The component of modern robots that was most commonly missing from their early predecessors was the ability to collect data from the outside world. Humans accomplish this task, of course, by means of our hands, eyes, ears, noses, and tongues. With some important exceptions, robots usually do not need to have the ability to hear, smell, or taste things in the world around them, but they are often required to be able to "see" an object or to "feel" it.
The simplest optical system used in robots is a photoelectric cell. A photoelectric cell converts light energy into electrical energy. It allows a robot to determine "yes/no" situations in its field of vision, such as whether a particular piece of equipment is present or not. Suppose, for example, that a robot looks at a place on the table in front of it where a tool is supposed to be. If the tool is present, light will be reflected off it and sent to the robot's photoelectric cell. There, the light waves will be converted to an electrical current that is transmitted to the robot's computer-brain.
More complex robot video systems make use of television cameras. The images collected by the cameras are sent to the robot's "brain," where they are processed for understanding. One means of processing is to compare the image received by the television camera with other images stored in the robot's computer-brain.

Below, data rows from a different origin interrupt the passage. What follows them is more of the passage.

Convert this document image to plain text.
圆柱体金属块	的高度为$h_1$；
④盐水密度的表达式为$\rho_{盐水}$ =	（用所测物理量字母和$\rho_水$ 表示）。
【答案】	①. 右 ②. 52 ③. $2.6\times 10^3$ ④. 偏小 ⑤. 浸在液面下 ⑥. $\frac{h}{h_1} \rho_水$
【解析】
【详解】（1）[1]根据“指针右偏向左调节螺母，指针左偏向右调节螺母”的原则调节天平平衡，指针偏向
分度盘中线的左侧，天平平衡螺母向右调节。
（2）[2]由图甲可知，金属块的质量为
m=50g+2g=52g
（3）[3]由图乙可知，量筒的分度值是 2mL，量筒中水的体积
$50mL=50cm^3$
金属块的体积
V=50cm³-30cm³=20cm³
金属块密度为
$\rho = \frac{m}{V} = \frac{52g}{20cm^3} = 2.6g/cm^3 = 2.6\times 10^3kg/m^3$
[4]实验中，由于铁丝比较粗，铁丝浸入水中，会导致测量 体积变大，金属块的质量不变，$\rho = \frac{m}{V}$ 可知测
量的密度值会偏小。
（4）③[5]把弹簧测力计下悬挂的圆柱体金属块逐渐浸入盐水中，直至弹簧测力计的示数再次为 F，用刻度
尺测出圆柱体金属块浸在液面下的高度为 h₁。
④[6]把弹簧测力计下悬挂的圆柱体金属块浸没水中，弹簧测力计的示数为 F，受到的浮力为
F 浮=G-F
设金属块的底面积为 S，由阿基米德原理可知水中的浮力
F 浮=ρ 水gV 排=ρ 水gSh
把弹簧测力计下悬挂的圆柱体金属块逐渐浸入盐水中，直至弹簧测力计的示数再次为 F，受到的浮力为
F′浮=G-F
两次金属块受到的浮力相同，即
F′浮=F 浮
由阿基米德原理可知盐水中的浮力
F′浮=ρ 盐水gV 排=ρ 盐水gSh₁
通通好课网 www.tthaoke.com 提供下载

The human sense of touch can be replicated in a robot by means of tactile sensors. One kind of tactile sensor is nothing more than a simple switch that goes from one position to another when the robot's fingers come into contact with a solid object. When a finger comes into contact with an object, the switch may close, allowing an electrical current to flow to the brain. A more sophisticated sense of touch can be provided by combining a group of tactile sensors at various positions on the robot's hand. This arrangement allows the robot to estimate the shape, size, and contours of an object being examined.